横浜市は産業構造の変化などに合わせ、京浜臨海部再編整備マスタープランを21年ぶりに改定した。対象となる鶴見区・神奈川区の臨海部では今後、最先端技術や成長分野の産業を集めた拠点の創出や、多くの人で賑わう産業観光を進めていく。
京浜臨海部再編整備マスタープランは、生産機能の海外移転による産業の空洞化を避けるため、1997年に策定された計画。近年の人工知能(AI)などの技術革新、環境や防災への意識の高まりといった変化から、今回改定にいたった。改定にあたっては、大学教授ら有識者による審議会を設置。昨年から審議を重ねていた。
新プランでは、臨海部の20年後の将来像として、「多様な人・モノ・地域をつなげ、新たな価値を創造・発信する産業空間」を目ざす。それに向け、「技術革新により世界をリードする産業空間」と「多くの人で賑わう産業観光」の2つを戦略の柱にすえる。
新子安は研究開発
市は、地区ごとの特性をいかすエリアプランも設定。早期に新たな土地利用が見込まれるとして、鶴見区の「末広町地区」、神奈川区の「新子安地区」「山内ふ頭周辺地区」の取組を明確化した。
末広町地区のコンセプトは、様々な人がものづくり技術とふれあい、楽しめるエンターテインメント性も備えた地域。
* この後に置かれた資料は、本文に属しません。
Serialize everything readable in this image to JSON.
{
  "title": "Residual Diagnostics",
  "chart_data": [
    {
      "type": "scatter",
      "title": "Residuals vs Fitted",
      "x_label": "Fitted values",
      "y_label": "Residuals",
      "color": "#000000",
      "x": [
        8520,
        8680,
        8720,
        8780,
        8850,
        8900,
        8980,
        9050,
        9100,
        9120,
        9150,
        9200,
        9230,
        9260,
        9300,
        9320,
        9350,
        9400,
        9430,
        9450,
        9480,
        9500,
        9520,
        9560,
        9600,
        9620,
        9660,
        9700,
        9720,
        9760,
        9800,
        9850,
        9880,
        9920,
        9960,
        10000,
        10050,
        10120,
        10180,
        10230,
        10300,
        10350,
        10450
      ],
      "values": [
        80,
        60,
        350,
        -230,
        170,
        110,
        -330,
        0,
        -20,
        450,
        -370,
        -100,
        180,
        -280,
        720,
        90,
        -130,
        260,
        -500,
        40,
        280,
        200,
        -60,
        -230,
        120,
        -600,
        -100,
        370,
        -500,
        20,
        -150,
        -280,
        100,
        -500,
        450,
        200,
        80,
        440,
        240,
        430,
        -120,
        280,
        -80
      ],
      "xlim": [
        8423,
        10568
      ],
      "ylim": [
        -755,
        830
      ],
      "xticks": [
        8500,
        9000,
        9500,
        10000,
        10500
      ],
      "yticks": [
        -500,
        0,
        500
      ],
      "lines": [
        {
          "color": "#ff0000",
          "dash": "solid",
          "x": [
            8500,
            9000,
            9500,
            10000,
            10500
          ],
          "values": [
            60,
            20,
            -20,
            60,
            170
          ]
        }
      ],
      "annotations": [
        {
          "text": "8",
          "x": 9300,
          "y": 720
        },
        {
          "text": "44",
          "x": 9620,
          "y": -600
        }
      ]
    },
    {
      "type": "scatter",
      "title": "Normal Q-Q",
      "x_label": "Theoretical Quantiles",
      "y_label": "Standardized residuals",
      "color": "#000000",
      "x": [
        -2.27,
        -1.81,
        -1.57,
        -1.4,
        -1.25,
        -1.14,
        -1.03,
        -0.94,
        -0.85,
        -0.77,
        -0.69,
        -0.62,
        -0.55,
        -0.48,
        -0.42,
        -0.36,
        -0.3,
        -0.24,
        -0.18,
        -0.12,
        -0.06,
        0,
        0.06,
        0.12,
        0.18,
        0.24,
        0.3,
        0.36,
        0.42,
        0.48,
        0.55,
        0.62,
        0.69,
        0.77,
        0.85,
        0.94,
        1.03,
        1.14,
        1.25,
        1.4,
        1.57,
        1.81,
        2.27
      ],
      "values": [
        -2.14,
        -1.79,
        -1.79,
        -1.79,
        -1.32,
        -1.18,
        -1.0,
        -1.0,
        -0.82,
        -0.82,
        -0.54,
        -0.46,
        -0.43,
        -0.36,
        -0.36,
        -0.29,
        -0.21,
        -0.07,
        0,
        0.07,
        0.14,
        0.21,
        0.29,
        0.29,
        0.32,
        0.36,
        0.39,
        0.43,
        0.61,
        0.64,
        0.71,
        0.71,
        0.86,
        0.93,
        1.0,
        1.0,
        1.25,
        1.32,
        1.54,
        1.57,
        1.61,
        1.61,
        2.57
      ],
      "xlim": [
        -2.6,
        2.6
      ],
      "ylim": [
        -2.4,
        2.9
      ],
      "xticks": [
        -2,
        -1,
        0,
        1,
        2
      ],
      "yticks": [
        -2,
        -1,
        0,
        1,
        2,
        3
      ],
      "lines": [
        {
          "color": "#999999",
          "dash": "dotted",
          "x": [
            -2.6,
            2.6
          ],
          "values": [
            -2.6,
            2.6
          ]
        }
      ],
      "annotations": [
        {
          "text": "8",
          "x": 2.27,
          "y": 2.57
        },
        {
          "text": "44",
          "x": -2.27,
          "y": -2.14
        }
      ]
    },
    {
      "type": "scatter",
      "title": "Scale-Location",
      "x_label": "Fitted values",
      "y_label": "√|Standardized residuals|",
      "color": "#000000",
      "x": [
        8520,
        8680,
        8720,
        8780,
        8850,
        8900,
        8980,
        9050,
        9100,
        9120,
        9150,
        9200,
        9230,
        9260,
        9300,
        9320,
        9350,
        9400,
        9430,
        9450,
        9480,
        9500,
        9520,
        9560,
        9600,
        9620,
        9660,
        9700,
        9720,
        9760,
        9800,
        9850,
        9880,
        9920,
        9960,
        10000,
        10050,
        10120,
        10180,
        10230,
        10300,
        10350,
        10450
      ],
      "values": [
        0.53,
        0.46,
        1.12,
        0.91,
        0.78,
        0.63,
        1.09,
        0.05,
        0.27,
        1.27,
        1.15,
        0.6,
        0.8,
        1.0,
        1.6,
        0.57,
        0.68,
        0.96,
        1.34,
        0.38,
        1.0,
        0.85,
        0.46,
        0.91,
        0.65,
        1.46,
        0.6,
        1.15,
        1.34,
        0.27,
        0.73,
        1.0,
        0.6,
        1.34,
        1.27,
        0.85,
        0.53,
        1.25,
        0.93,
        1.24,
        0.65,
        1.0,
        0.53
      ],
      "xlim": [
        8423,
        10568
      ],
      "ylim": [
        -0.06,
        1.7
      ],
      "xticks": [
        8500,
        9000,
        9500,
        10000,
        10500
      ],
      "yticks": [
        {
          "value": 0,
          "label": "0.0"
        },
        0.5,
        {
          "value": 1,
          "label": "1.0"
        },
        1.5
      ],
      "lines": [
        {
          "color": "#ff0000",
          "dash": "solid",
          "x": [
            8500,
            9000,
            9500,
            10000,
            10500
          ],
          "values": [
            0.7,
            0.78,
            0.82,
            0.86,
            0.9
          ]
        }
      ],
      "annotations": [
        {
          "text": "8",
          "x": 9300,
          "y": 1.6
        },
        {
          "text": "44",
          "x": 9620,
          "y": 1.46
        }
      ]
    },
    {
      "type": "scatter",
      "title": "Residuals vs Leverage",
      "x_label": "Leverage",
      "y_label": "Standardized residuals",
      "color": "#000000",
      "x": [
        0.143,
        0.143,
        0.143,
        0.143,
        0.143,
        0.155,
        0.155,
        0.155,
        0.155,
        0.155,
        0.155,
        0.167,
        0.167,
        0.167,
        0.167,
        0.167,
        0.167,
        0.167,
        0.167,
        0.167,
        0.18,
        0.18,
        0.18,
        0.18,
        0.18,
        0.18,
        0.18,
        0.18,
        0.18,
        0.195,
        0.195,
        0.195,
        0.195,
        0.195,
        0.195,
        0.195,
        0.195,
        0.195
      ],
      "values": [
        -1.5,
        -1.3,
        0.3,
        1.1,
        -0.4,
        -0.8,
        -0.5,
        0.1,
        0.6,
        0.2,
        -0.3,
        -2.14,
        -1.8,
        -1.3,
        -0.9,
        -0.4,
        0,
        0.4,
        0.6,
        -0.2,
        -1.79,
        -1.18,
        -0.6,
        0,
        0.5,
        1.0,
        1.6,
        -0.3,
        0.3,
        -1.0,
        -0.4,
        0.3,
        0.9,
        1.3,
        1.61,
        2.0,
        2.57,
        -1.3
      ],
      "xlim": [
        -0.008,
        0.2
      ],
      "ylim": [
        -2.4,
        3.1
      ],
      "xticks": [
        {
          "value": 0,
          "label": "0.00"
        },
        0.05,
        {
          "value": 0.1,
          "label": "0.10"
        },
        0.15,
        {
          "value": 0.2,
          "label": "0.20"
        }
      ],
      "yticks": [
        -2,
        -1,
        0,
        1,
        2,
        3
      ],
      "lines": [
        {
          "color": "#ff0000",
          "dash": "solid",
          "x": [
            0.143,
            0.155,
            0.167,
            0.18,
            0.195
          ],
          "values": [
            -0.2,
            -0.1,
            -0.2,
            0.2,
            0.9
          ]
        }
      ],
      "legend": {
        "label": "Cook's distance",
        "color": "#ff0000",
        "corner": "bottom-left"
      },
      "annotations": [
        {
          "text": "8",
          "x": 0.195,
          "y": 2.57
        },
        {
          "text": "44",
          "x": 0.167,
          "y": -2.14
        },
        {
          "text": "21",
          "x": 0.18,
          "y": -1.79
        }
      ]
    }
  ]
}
最新技術のアトラクションや体験機能、滞在・飲食施設などの導入も図っていく。
新子安地区は、化学分野の製造業が多いという歴史を踏まえ、新たな成長分野の研究開発機能を集積。技術革新の創出地域を目ざす。就業環境向上のため、JR・京急の新子安駅に飲食や保育園などの新設、地域の魅力アップに向け、船舶の着岸にも対応する既存バースを活用した水上交通を導入する。
横浜都心臨海部と結節する山内ふ頭は、アクティビティスポットとして、中央卸売市場と連携した「マルシェ」などのイベントを展開。計画中の新たな埋立地を利用し賑わいの創出に取り組む。
市は、「新たな価値と魅力を創造する地域を目ざす。立地企業や川崎市と連携し、一体的な発展に取り組む」としている。